La Lombardie suit de près la propagation des syndromes grippaux grâce à un réseau de surveillance impliquant les médecins généralistes et les services d’urgence. L’incidence actuelle est de 15,5 cas pour mille habitants, classée comme « modérée ». Si l’incidence diminue légèrement chez les enfants de 5 à 14 ans, elle augmente chez les adultes et les personnes âgées. Les experts s’attendent à un pic de l’épidémie entre Noël et la rentrée scolaire de janvier.
Selon le professeur Fabrice Pregliasco, de l’Université d’État, le virus A H3N2 a accumulé sept mutations qui lui permettent d’échapper à la mémoire immunitaire.
« Il n’est plus « mauvais », mais possède sept mutations qui lui permettent d’échapper à notre mémoire immunitaire »,
Fabrice Pregliasco, professeur d’hygiène générale et appliquée
En conséquence, le système immunitaire a plus de difficultés à reconnaître et à combattre le virus. La situation est également préoccupante dans d’autres pays, comme la Bolivie, qui a déjà pris des mesures pour ralentir la propagation du virus.

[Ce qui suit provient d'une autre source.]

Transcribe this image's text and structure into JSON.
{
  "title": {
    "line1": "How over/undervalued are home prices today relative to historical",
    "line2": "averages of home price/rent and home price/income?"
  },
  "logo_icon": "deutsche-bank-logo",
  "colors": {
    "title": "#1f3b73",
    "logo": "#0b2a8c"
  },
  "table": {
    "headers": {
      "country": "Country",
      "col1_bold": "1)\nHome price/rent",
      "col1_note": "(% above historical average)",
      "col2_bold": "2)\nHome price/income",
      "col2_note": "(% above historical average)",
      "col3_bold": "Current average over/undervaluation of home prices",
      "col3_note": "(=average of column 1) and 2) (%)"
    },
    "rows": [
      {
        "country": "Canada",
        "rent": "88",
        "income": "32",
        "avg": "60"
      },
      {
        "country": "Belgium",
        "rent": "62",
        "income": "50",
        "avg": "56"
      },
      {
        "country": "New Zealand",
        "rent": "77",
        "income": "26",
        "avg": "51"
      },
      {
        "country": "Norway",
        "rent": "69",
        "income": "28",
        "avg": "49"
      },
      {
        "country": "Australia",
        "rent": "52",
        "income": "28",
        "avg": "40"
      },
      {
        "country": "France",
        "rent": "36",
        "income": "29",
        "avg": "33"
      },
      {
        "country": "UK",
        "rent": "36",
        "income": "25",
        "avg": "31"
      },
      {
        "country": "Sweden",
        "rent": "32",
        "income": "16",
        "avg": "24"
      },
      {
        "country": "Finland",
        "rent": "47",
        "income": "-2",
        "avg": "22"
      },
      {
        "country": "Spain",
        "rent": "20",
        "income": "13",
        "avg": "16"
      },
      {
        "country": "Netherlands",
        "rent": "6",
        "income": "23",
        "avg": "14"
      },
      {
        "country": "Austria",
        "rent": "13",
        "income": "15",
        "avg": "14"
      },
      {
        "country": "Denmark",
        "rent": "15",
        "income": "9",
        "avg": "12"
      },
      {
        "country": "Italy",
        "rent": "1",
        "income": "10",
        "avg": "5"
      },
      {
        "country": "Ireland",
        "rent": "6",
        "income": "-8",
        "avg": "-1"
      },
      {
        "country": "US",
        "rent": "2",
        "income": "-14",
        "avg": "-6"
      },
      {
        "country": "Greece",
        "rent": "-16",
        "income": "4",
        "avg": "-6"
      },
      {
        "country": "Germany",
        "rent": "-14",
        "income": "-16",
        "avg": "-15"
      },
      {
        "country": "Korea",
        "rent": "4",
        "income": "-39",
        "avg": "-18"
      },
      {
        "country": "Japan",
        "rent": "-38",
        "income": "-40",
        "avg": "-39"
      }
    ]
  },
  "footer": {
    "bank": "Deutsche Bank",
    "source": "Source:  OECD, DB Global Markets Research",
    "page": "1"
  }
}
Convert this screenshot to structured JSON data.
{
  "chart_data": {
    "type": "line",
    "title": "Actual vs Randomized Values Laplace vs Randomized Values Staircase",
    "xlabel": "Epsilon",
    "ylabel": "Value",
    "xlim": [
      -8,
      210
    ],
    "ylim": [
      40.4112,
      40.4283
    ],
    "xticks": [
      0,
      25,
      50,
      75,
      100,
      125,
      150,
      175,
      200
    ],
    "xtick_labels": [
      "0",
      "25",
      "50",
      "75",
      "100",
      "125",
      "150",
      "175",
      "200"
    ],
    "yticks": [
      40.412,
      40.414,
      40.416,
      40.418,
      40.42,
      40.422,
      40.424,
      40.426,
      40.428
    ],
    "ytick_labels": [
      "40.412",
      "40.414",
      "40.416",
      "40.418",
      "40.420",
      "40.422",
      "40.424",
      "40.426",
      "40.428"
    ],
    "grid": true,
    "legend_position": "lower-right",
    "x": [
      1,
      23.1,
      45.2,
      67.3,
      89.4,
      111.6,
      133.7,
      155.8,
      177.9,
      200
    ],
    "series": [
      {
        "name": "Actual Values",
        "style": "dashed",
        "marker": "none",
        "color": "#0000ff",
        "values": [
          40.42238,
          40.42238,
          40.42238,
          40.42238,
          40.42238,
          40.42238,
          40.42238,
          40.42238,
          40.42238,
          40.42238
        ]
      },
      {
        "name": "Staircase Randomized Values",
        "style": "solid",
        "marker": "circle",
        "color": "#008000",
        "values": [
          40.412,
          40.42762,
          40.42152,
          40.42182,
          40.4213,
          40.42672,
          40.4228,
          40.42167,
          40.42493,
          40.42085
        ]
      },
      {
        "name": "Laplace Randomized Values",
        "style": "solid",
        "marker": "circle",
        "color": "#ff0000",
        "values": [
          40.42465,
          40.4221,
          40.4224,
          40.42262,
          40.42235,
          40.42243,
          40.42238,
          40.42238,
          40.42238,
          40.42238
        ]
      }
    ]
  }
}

Les tests effectués par les médecins généralistes et dans les hôpitaux montrent que la « vraie » grippe est diagnostiquée chez environ 50 % des patients testés, tandis que les 43 % restants sont atteints de virus similaires, tels que le rhinovirus, le virus respiratoire syncytial ou le Covid-19. Pour distinguer la grippe, le professeur Pregliasco recommande de rechercher trois symptômes : une forte fièvre, au moins un symptôme respiratoire (comme un rhume) et un symptôme systémique (comme une fatigue générale). En cas de symptômes légers, une automédication responsable peut suffire.
La campagne de vaccination actuelle est plus performante que les années précédentes, avec 2,1 millions de personnes vaccinées en Lombardie. Cette réussite est attribuée à la participation accrue des pharmacies, des médecins généralistes et des pédiatres.
« À mon avis, la bonne performance est aussi due à la participation des pharmacies, présentes de manière répandue dans les villes, ainsi que des médecins de famille et des pédiatres »
Massimo Puoti, chef du service des maladies infectieuses à l’hôpital Niguarda
Cependant, le vaccin ne protège pas contre tous les virus respiratoires.
Les hôpitaux de la région se préparent à une éventuelle affluence de patients en activant la phase « Activation des urgences » du plan épidémie. Cette mesure vise à libérer des lits et à réduire les temps d’attente aux urgences. Des cliniques dédiées, appelées « hotspots de maladies infectieuses », sont également ouvertes pour prendre en charge les cas moins graves. Le service des urgences de l’hôpital Niguarda n’est pas encore surchargé, mais l’épidémie a commencé quelques semaines plus tôt que l’année dernière, selon le docteur Massimo Puoti.